Study Identifies ITSN1 Gene Variants as a Major Risk Factor for Parkinson’s Disease
A groundbreaking study published in Cell Reports has uncovered a strong genetic link between variations in the ITSN1 gene and an increased risk of Parkinson’s disease. The research, led by an international team from Baylor College of Medicine, AstraZeneca, and the Jan and Dan Duncan Neurological Research Institute at Texas Children’s Hospital, provides new insights that could help develop targeted therapies to slow or prevent disease progression.
The findings were validated across three independent cohorts, including over 8,000 Parkinson’s cases and 400,000 controls. Notably, individuals carrying ITSN1 variants showed a tendency toward earlier disease onset, making this discovery particularly significant.
A New Genetic Breakthrough
Dr. Dhindsa, one of the lead researchers, highlighted the exceptional impact of ITSN1 on Parkinson’s risk, stating that its influence surpasses even well-known genes like LRRK2 and GBA1. “Rare genetic mutations often reveal critical disease mechanisms, and our findings could pave the way for promising new treatment targets,” Dhindsa explained.
ITSN1 plays a crucial role in synaptic transmission, the process by which neurons communicate. Since Parkinson’s disease is characterized by disruptions in nerve signaling, this gene’s involvement adds an important piece to the puzzle of disease progression. Experiments in fruit flies showed that lowering ITSN1 levels worsened Parkinson’s-like symptoms, such as impaired movement. Future studies will extend these investigations to stem cell and mouse models.

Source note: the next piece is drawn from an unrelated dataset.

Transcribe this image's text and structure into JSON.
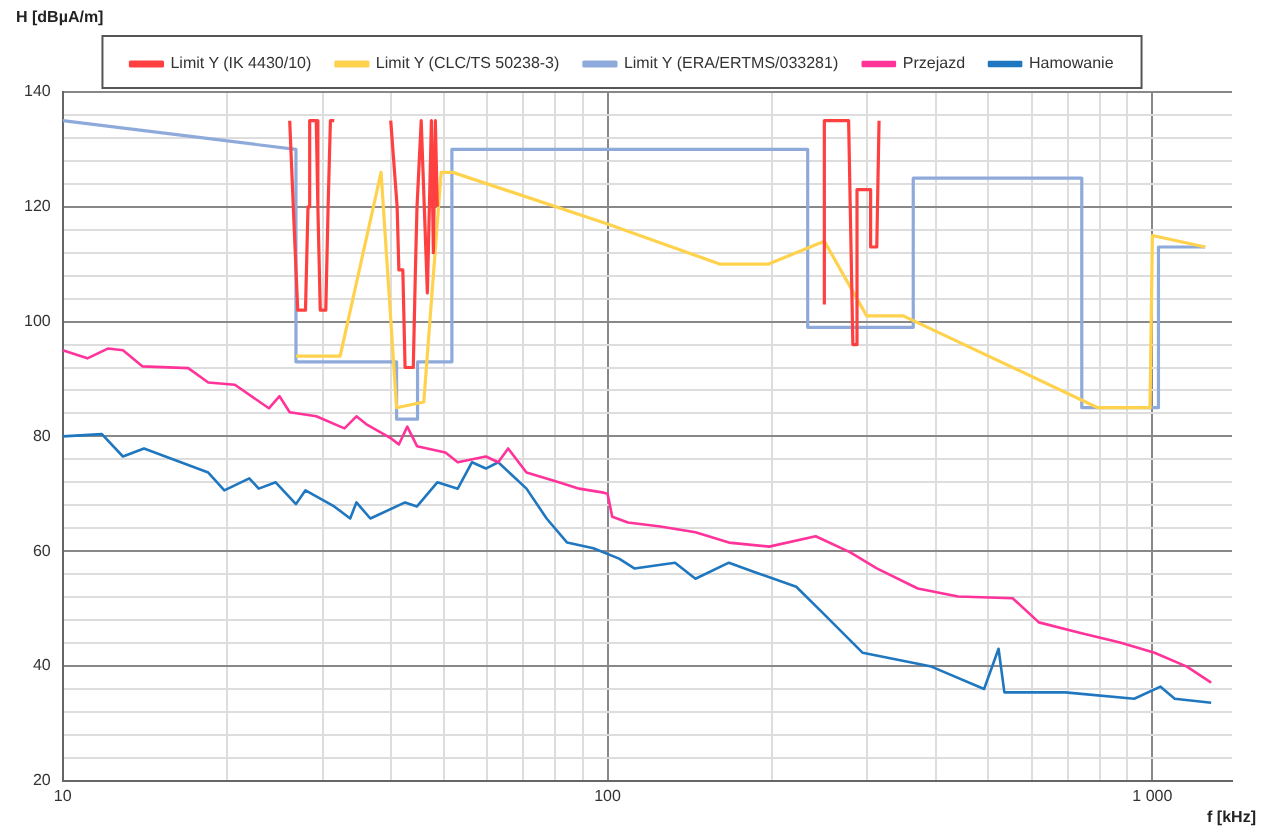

Possible Link Between Parkinson’s and Autism
Interestingly, ITSN1 mutations have also been linked to autism spectrum disorder (ASD). Emerging research suggests individuals with ASD are three times more likely to develop Parkinson’s-like symptoms later in life. This connection opens new avenues for studying the shared biological mechanisms between these two neurological conditions.
Advancing Parkinson’s Research
This study underscores the power of large-scale genetic sequencing in identifying rare mutations that contribute to complex diseases. By pinpointing ITSN1 as a potential therapeutic target, researchers hope to develop more effective treatments for Parkinson’s in the future.
The research team included experts from Baylor College of Medicine, AstraZeneca, Texas Children’s Hospital, Rice University, and the University of Melbourne. Key contributors to the study were Thomas P. Spargo, Chloe F. Sands, Isabella R. Juan, Jonathan Mitchell, Vida Ravanmehr, Jessica C. Butts, Ruth B. De-Paula, Youngdoo Kim, Fengyuan Hu, Quanli Wang, Dimitrios Vitsios, Manik Garg, Lawrence Middleton, Michal Tyrlik, Mirko Messa, Guillermo del Angel, Daniel G. Calame, Hiba Saade, Laurie Robak, Ben Hollis, Vishnu A. Cuddapah, Huda Y. Zoghbi, Joshua M. Shulman, Slavé Petrovski, Ismael Al-Ramahi, and Ioanna Tachmazidou.
With this breakthrough, researchers are hopeful that deeper genetic insights will lead to more effective interventions for Parkinson’s disease, ultimately improving the lives of millions worldwide.